I’ve seen some pushback by older (retired) players saying that allowing tights means that the game is “going soft”. I doubt that they played on 4G pitches.
Some players need skin graft operations after a match. But even more minor burns can lead to infection and loss of playing time.
Potential reason – equality
World Rugby doesn’t mention this but we speculate that someone pointed out to them that it was unfair to afford skin protection to women that wasn’t afforded to men.
Nobody is going to argue against only women being allowed chest padding.
But there’s no reasonable argument to separate the genders in terms of leg abrasions.
Do Tights Or Leggings Make Tackling More Difficult?
There were some arguments against the law changes that seemed to be based on fears that tackling would be more difficult.
We assume that the fear is that legs would be more difficult to grasp in the tackle.
This may be true with lycra-style tights that are artificially smooth. However, the new rugby laws stipulate that a cotton blend is only allowed.

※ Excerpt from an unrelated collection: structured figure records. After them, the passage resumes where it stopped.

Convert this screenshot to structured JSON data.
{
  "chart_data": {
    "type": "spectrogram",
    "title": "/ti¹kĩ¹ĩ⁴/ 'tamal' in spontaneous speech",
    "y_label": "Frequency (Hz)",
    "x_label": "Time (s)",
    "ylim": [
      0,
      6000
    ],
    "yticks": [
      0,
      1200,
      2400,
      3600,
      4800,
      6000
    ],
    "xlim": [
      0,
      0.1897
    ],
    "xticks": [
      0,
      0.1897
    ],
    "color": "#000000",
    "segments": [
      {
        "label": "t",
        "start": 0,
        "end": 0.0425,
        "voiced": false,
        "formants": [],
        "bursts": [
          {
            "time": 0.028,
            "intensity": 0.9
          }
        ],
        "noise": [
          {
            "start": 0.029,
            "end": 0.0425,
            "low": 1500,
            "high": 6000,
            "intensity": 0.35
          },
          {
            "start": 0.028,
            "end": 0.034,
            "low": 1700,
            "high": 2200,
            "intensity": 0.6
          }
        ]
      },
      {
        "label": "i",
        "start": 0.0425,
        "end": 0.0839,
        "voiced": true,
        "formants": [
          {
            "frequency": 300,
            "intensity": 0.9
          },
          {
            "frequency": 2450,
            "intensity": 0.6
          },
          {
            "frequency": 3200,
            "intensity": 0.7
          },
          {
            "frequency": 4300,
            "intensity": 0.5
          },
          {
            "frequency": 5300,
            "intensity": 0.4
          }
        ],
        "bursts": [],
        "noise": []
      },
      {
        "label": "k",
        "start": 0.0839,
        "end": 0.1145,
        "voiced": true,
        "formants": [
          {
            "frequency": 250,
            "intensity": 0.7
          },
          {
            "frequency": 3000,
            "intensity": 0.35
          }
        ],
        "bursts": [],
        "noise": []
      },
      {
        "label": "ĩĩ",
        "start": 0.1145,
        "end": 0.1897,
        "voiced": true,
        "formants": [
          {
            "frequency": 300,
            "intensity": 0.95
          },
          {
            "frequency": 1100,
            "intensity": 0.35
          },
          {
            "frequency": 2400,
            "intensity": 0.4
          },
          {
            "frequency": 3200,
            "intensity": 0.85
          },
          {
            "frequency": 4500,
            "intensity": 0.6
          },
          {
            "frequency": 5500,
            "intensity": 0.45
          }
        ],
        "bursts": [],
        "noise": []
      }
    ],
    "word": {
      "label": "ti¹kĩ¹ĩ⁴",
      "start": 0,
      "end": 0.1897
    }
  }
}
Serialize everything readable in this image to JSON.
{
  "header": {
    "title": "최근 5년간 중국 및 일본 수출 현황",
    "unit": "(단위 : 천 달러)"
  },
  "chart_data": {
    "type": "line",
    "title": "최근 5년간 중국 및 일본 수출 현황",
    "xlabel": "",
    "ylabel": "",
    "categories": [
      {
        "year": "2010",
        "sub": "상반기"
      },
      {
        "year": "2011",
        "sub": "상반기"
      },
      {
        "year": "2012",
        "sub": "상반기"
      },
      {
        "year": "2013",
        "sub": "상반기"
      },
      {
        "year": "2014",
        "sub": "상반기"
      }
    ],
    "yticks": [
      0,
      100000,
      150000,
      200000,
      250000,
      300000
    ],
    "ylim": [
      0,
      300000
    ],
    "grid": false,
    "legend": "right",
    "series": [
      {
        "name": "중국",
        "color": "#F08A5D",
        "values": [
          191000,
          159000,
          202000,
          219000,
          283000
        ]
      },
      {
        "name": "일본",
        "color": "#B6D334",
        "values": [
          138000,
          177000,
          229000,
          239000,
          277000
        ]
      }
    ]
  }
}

This may make tights-wearing players even easier to tackle than those rugby players who prefer to shave their legs.
I also haven’t seen any griping from players about the law change.
I’d expect high-profile flankers (the highest tacklers in rugby) to start complaining in interviews if tights made it harder for them to do their job.
History Of Laws Surrounding Leggings And Tights In Rugby
There was a previous time when we started seeing backs wearing tights on the pitch.
This was between about 2000 and 2010. You’ll catch sight of a few clothed legs in old YouTube footage from back in the day.
My own memory is that Welsh international Shane Williams sported a pair from time to time.
This wasn’t to do with artificial pitches which were rare back then. It was an effort by players to keep warm in cold weather.
Wingers can find themselves almost stationary near the sideline for an entire match on a cold rainy winter day.
The idea behind the tights was that the improved circulation would stop their legs from going stiff. They could accelerate quickly for that one time in the game that an attacking opportunity presented itself out wide.
Ban in 2010
World Rugby changed the laws in 2010 to prevent male players from wearing tights or leggings.
The reason then was that most of the leggings were made of artificially smooth material, such as lycra.
The new laws specifically ban those types of material.